Его роль будет заключаться в том, чтобы определить, кому, что было полезно или вредно, насколько об этом можно вообще судить на основании фактов, и показать, умели ли люди надлежащим образом пользоваться доставшимися на их долю выгодами, или почему в таком-то случае успехи сменились поражениями или же еще как, наоборот, данное национальное бедствие пошло на пользу, заставив страну предпринять внутренние преобразования.

Историки всё это и делают сплошь и рядом, но и тут, когда они начинают с точки зрения целесообразности критиковать поведение людей, — т. е. отдельных ли деятелей, целых ли народов, равно как организованных в них групп, каковы правительства, парламенты, партии, общества, союзы и т. д. — то на первый план выступает политическая мысль, оценивающая прошлое со своей специальной точки зрения. Другими словами, в случаях этого рода историк выступает в роли политика или вернее политического мыслителя, подобно тому, как в других аналогичных случаях историк литературы или искусства является вместе с тем и литературным или художественным критиком, историк философии — и самостоятельным мыслителем и т. п.
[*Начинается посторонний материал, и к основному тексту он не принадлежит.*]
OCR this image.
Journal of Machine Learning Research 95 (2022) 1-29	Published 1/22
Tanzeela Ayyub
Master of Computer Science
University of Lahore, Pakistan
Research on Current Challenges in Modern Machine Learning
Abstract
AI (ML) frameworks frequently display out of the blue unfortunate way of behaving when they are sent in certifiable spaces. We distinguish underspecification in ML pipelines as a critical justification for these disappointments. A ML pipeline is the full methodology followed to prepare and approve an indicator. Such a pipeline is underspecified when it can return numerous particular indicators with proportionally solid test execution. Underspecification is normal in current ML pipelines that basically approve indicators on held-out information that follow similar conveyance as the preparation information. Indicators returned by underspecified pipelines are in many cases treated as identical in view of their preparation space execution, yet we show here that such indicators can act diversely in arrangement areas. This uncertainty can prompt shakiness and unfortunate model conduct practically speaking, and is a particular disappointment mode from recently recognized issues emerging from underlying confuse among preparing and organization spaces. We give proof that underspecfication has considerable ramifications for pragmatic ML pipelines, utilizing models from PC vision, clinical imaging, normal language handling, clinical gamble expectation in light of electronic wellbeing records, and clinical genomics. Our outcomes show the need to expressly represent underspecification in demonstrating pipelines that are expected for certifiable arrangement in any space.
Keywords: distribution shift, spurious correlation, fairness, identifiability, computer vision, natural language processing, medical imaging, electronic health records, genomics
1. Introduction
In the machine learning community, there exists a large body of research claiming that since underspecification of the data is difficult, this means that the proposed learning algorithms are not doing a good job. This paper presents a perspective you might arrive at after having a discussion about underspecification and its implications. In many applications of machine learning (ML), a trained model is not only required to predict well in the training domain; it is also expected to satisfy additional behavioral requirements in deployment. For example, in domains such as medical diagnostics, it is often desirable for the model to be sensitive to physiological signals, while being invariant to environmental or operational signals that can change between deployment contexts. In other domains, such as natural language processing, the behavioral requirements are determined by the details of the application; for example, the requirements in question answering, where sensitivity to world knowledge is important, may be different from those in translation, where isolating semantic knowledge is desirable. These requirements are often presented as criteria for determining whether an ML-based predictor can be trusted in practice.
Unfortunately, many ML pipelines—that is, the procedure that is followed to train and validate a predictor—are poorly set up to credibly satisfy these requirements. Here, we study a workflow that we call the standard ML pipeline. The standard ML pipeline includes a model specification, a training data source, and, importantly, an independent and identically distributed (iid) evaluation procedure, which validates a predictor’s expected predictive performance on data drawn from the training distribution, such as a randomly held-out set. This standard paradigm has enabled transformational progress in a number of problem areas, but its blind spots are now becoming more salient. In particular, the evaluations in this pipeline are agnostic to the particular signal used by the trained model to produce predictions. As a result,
Историка, прежде всего, должно интересовать, почему и как произошло это или то, и каковы были следствия. Если он ставит вопрос, что было бы, если бы условия совершившегося были несколько иные, он из области фактов переходит в область гаданий, и это происходить каждый раз, когда подвергается оценке деятельность людей с точки зрения целесообразности. Если историк-политик предпринимает такую оценку с целью, хотя бы и не вполне сознательною, назидания относительно правильного политического поведения, он действует более в качестве публициста, исследователя, но иногда такой приём помогает лучше разобраться в фактических отношениях.

276

Наприм., историки нередко ставили вопрос, что было бы, если бы правящие сферы Франции не противодействовали преобразовательным начинаниям Тюрго и дали осуществиться его государственной реформе, не предотвратило ли бы это революции, и даже не сохранилась ли бы во Франции монархия, если бы король и двор последовали советам Мирабо. Конечно, ответы на подобного рода вопросы могут даваться надвое: либо да, либо нет, но самое обсуждение шансов в ту или другую сторону может помочь лучше вникнуть в самую суть положения. Обсуждение вопроса, как можно было бы поступить, дабы выйти из того или другого положения с наибольшею для себя ли, для всех ли пользою, конечно, относится прямо к области политики, а не истории, но тут бывает очень трудно провести демаркационную линию между историческим исследованием и политическим рассуждением. Только вообще можно сказать, что и здесь, как везде, дело истории — исследование того, что было, как оно было, дело политики — оценка происшедшего с точек зрения государственного интереса, общего блага политической целесообразности, представляющих собою лишь разные оттенки утилитарной оценки.